The press release stated the worldwide survey “reveals a gap in the perceived benefits of marketing automation in contrast to the reality of adaptation.” Marketing automation is supposed to maximize efficiency and increase revenue, but the survey found 48 percent of respondents use marketing automation recruiting specialist talent. To get employees to understand and master the company’s marketing automation tools, 49 percent of respondents rely on vendors and 48 percent recruit specialist skills.

Furthermore, the survey found 33 percent of organizations use external consultants to cultivate marketing automation skills and only 13 percent keep its delivery strictly in-house. Despite these findings, 70 percent of companies without marketing automation technology intend to train and educate their staff on it.

Many organizations realize sales and marketing delineation is becoming an antiquated process and nurture the growth of their alignment. Marketing Automation is a big asset to help combine these forces and the survey found 44 percent of respondents use it for lead generation, 41 percent use it for lead nurturing campaigns and 40 percent use it for account-based marketing. Nonetheless, there are still certain attitudes and judgment towards each department. Around 31 percent of respondents see their marketing department as equals to the sales department. On the flip side, 28 percent of those surveyed see marketing as a “change agent and driver of new thinking.”

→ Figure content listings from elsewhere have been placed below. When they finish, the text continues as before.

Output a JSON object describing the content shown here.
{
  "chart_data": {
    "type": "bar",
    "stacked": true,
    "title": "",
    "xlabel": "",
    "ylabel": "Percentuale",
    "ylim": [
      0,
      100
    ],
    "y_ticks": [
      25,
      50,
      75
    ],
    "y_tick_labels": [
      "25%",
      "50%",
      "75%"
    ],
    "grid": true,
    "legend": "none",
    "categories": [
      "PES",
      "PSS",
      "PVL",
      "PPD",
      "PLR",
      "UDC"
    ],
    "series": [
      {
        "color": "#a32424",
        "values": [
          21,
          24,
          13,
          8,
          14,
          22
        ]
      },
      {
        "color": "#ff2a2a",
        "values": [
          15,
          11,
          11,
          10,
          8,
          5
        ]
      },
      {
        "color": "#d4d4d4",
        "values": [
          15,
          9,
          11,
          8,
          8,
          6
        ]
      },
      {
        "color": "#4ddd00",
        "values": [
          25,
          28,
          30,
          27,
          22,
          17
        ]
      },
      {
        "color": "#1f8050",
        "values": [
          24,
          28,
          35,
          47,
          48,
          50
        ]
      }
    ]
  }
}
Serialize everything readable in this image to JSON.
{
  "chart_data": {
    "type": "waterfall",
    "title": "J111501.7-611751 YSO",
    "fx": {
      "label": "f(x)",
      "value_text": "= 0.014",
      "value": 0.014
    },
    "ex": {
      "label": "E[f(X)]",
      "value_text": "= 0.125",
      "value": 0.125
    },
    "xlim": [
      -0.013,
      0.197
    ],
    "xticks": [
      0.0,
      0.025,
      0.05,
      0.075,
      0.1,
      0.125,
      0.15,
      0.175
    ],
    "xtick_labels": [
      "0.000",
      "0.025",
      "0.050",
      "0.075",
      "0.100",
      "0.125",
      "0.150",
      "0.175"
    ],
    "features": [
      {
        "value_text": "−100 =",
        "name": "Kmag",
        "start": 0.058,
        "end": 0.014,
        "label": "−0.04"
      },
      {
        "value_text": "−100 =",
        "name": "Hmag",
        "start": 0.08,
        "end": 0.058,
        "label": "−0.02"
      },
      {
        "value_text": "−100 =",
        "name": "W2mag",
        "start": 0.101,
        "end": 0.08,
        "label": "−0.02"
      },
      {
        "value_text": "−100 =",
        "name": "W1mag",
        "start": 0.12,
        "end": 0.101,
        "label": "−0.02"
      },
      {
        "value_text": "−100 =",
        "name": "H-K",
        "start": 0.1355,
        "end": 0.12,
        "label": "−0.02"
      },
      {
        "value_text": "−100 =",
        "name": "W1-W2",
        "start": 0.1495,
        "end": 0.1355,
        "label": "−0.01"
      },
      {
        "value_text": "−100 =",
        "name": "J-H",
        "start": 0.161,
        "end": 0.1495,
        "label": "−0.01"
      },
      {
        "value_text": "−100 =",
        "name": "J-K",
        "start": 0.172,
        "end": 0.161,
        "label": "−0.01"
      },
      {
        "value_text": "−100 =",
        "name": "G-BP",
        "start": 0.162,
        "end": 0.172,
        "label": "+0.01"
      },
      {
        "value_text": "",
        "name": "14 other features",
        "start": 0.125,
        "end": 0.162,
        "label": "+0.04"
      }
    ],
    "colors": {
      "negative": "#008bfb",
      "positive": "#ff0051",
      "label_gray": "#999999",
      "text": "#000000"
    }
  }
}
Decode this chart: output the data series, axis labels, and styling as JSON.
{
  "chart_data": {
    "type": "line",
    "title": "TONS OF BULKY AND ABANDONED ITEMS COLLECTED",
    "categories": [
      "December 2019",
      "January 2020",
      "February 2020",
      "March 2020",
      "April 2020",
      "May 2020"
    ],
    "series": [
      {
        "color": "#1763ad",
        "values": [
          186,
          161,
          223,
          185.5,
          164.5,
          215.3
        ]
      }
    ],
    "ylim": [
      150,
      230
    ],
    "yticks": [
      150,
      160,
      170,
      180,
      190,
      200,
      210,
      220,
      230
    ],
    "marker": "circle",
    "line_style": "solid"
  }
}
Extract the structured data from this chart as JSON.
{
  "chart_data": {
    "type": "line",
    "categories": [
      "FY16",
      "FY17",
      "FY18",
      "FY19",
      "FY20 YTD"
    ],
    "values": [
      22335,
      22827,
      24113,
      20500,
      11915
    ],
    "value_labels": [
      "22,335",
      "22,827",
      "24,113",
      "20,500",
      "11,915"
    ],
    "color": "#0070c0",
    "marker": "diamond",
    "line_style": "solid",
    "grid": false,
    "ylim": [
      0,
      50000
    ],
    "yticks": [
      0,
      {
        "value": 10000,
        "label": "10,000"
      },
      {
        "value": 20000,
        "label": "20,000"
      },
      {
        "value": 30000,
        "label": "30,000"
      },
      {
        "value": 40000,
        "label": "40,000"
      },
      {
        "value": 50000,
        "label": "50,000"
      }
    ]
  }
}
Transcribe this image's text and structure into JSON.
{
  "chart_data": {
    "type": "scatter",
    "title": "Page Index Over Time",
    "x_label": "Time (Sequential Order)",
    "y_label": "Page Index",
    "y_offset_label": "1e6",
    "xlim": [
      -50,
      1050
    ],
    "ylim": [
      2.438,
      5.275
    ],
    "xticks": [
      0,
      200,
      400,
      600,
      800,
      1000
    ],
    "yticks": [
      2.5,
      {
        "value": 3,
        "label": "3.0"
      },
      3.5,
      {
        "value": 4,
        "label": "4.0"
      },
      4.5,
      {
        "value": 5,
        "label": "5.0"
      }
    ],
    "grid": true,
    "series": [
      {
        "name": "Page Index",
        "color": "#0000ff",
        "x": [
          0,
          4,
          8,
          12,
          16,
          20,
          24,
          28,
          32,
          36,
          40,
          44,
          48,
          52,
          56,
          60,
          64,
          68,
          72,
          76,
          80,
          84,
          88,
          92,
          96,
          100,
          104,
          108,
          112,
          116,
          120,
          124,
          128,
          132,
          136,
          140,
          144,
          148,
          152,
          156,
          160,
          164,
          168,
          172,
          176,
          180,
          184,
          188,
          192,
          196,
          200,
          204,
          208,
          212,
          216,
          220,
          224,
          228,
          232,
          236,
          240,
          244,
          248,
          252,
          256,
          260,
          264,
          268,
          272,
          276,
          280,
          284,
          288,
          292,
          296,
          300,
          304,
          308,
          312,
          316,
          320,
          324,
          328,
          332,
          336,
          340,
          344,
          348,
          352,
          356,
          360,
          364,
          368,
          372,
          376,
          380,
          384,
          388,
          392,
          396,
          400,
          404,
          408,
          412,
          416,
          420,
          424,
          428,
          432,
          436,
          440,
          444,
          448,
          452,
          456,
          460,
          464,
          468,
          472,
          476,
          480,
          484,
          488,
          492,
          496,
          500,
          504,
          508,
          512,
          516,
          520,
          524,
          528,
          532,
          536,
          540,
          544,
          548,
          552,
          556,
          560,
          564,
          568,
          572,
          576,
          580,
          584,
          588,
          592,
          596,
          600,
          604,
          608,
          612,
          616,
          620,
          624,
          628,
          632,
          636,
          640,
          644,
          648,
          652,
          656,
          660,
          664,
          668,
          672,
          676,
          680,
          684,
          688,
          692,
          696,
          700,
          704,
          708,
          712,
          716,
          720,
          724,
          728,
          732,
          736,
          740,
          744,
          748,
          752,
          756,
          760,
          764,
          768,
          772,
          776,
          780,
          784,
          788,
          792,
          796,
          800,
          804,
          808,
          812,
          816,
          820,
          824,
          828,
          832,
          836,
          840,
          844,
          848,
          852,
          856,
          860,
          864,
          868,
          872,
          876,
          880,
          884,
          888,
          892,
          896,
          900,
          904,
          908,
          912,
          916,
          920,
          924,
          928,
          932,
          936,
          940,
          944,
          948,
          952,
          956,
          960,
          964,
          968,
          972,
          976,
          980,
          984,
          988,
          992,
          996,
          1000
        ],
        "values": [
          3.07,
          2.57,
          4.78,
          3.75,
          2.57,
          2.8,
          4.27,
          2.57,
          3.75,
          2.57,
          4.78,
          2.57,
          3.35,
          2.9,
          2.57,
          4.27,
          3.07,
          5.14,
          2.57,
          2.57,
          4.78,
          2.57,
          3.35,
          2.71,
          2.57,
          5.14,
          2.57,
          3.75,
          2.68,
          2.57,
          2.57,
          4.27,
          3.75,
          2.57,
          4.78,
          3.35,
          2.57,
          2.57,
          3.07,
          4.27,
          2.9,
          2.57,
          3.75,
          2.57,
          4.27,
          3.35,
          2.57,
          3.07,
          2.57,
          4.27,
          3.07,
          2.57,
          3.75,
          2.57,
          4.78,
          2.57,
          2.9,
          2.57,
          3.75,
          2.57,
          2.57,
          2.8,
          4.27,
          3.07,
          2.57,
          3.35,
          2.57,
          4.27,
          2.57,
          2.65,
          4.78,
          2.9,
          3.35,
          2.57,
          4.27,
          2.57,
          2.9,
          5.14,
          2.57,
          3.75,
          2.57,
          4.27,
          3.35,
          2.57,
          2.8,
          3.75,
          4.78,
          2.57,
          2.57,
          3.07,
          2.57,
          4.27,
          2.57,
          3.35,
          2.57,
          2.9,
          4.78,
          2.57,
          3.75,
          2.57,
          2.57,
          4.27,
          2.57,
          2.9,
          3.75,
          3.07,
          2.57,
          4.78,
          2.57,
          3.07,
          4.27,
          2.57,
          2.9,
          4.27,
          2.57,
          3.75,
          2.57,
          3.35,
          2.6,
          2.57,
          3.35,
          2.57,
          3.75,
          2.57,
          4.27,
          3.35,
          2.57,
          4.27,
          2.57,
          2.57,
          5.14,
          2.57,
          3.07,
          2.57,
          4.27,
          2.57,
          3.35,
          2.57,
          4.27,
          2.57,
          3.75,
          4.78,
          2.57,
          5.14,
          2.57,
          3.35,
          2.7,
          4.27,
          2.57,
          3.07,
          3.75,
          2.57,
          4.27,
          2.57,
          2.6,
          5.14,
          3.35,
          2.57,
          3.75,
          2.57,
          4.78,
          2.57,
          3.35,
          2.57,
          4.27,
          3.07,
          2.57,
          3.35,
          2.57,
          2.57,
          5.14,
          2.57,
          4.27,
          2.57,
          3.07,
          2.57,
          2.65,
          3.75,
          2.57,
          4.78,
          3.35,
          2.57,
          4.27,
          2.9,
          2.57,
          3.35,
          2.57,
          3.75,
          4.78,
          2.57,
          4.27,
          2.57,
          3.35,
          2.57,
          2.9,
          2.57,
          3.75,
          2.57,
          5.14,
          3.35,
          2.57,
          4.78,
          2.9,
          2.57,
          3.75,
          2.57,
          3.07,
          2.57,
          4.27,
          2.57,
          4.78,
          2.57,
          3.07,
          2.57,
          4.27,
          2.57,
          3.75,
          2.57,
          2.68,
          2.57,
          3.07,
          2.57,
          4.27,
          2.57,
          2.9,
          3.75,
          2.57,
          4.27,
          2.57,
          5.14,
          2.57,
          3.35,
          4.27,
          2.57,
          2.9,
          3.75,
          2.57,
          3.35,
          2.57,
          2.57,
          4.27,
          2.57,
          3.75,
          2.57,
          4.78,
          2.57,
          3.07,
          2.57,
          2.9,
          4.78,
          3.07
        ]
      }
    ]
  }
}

When it comes to competing technologies, the survey revealed 31 percent of respondents say customer relationship management (CRM) is more valuable to their organization than marketing automation. Around 51 percent believe they’re both equally important.

In a response to the survey, CleverTouch launched a “War for Talent” campaign to get more people interested in marketing automation. The campaign’s site states the 120 percent growth in the technology calls for more experts. They also highlighted the U.K.’s high unemployment rate as a pool to tap into in order to train more people on marketing automation. Essentially their goal is to kill to birds with one stone: open a new career option and relieve the issues many companies are facing.